Et là, je trouve que ça rigole beaucoup. Un peu trop.
Je fais partie des gens qui peuvent et aiment rire de tout, mais il y a des limites (surtout quand c'est une radio à forte audience sur un sujet sérieux). 

La mode, comme le dit très justement Nayla Ajaltouni, est la deuxième industrie la plus polluante au monde. Il y a des gens qui travaillent dans des conditions horribles à l'autre bout du monde pour habiller nos petites fesses. Il y a un VRAI PROBLÈME. Et ça rigole. 

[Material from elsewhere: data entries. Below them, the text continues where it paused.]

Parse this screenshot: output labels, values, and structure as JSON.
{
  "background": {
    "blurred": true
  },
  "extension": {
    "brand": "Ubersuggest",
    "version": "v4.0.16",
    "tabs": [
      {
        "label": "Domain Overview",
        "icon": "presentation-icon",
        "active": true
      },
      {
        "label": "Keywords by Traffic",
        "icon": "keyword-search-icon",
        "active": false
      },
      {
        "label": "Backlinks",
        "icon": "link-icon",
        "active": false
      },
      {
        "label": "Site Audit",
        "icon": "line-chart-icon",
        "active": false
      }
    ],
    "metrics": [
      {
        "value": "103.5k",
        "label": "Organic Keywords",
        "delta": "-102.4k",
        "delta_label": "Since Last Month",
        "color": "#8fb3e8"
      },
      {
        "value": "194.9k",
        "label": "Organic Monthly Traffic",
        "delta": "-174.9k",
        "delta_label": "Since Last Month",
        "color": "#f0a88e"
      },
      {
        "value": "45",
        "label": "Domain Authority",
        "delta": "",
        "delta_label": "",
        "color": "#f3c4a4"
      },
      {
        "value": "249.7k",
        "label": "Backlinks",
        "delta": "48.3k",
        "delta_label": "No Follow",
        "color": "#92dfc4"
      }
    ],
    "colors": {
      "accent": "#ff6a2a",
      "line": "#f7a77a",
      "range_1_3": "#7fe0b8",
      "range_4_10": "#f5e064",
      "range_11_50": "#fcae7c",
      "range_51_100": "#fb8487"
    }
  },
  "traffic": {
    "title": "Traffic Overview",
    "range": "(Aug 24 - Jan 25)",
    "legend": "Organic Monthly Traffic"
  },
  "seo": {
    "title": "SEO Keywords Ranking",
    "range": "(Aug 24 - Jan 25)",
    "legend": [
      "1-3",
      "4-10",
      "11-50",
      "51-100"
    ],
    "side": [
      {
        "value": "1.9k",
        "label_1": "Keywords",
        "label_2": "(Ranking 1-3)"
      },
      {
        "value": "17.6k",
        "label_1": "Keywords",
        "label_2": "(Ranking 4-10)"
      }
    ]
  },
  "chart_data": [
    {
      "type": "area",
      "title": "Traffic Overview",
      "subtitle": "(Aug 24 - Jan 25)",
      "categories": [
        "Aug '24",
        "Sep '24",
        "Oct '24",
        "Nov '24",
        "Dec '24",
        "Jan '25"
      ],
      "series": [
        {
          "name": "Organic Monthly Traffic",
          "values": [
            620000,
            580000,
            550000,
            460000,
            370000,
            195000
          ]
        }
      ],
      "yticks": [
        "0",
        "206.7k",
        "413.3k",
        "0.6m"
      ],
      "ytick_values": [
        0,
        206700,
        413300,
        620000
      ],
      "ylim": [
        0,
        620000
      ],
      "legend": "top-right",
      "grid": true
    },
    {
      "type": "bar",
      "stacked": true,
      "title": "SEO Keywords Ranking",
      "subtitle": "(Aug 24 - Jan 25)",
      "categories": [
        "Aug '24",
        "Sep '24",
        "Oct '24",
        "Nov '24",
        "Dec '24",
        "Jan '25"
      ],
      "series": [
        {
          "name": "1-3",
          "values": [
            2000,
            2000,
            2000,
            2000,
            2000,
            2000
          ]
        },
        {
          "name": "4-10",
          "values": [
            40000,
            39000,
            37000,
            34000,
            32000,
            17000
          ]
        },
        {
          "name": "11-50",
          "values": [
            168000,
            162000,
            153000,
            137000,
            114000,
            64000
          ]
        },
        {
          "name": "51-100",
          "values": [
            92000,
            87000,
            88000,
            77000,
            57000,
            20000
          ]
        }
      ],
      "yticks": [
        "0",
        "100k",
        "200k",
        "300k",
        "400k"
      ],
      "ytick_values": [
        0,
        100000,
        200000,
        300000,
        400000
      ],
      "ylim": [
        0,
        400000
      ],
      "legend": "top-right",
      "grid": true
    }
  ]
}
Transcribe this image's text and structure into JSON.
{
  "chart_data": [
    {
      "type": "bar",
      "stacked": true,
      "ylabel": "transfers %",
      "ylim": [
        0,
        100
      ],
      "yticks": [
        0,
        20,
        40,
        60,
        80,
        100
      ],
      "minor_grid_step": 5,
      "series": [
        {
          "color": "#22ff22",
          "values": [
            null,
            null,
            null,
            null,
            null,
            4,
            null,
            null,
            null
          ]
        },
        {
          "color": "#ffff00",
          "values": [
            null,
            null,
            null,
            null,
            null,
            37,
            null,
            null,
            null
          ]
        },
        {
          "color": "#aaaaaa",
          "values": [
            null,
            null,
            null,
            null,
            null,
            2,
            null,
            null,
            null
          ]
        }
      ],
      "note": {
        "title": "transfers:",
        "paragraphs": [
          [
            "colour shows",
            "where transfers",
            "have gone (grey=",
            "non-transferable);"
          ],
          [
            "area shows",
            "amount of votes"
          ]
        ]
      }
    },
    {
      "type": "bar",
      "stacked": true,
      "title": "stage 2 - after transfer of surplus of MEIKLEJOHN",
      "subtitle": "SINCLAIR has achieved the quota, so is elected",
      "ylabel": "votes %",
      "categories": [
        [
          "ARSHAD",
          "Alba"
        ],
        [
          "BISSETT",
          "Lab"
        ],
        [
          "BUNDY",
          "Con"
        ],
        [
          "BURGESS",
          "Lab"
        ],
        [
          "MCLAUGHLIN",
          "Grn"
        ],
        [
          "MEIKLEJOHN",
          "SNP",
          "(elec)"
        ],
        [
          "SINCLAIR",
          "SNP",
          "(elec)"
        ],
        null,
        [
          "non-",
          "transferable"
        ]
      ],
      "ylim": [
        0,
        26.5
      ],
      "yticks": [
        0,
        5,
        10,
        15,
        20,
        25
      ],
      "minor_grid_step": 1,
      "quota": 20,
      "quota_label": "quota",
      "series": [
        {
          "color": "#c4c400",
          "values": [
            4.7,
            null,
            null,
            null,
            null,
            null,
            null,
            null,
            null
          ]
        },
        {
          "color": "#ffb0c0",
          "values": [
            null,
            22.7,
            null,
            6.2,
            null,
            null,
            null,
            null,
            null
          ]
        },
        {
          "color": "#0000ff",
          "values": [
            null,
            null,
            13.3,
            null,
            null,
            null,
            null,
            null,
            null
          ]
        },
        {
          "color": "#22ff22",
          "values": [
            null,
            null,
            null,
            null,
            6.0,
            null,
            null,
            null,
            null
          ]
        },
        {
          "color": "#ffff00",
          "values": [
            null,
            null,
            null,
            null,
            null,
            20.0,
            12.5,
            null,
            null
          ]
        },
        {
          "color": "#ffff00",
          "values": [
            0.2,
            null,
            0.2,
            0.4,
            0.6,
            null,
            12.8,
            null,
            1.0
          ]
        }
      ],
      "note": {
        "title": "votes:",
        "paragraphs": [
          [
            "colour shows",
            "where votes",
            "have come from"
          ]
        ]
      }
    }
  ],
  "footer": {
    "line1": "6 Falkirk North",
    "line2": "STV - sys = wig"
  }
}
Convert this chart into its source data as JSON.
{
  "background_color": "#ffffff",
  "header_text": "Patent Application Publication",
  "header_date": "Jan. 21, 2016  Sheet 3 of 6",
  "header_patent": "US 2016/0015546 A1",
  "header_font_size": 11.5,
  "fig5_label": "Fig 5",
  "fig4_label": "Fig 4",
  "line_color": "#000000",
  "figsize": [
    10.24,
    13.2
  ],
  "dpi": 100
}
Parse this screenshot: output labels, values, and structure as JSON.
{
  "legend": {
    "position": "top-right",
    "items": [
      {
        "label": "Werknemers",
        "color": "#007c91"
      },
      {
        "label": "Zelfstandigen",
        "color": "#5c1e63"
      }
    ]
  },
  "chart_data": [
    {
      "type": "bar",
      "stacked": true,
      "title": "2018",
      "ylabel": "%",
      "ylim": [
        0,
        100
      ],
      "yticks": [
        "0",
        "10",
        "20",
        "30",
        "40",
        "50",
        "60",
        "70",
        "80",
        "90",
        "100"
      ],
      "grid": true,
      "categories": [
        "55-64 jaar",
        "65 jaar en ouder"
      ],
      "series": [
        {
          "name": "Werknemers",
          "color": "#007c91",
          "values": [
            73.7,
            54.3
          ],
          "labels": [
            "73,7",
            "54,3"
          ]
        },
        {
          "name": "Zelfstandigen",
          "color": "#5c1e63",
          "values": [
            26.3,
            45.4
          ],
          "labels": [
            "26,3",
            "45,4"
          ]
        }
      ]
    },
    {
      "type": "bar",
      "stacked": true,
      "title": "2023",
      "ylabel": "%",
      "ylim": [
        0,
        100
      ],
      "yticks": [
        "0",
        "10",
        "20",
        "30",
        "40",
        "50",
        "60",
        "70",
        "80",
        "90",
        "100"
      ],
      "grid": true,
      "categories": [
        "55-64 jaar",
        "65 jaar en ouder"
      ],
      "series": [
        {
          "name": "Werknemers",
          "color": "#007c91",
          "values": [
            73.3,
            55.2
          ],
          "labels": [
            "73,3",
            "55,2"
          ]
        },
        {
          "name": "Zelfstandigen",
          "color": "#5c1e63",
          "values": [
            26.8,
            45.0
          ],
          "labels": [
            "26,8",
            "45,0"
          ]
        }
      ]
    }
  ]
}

La comparaison dans l'émission se fait en mode "acheter éthique, c'est comme se dire qu'on arrête la pâte à tartiner pleine d'huile de palme, au final c'est impossible". Alors comparer une catastrophe (fast-fashion) par une autre (l'huile de palme) et dire OUVERTEMENT qu'il est impossible pour nous de mettre une croix sur le Nutella... Est-ce que ce n'est pas un peu limite ? J'ai trouvé que le sujet a été abordé sans bienveillance, sans conseil concret. Nayla Ajaltouni a dit ouvertement que des marques comme Maje et Sandro sont des marques dont on ne sait rien du processus de fabrication, l'animateur n'a rien trouvé de mieux que de dire : "oh bah elles vont être contentes les marques si elles nous écoutent". Ça dérange qu'on dise la vérité ? J'ai senti que la coordinatrice du collectif « Ethique sur l’étiquette » était un peu seule contre tous et ça limitait la portée de son message

Peut-être avez-vous écouté cette émission, peut-être l'avez-vous trouvé bien... Mais je trouve que c'était encore l'occasion de tourner en dérision l'impossibilité de changer ! Non, vraiment, ce n'est pas aux consommateurs de changer car le consommateur ne sait pas. Oui, il y a un manque de transparence dans la production des vêtements MAIS il y a des tonnes d'enquêtes, d'émissions, de catastrophes qui nous mettent la puce à l'oreille ? Nous ne sommes pas des victimes de la consommation, nous faisons des victimes. 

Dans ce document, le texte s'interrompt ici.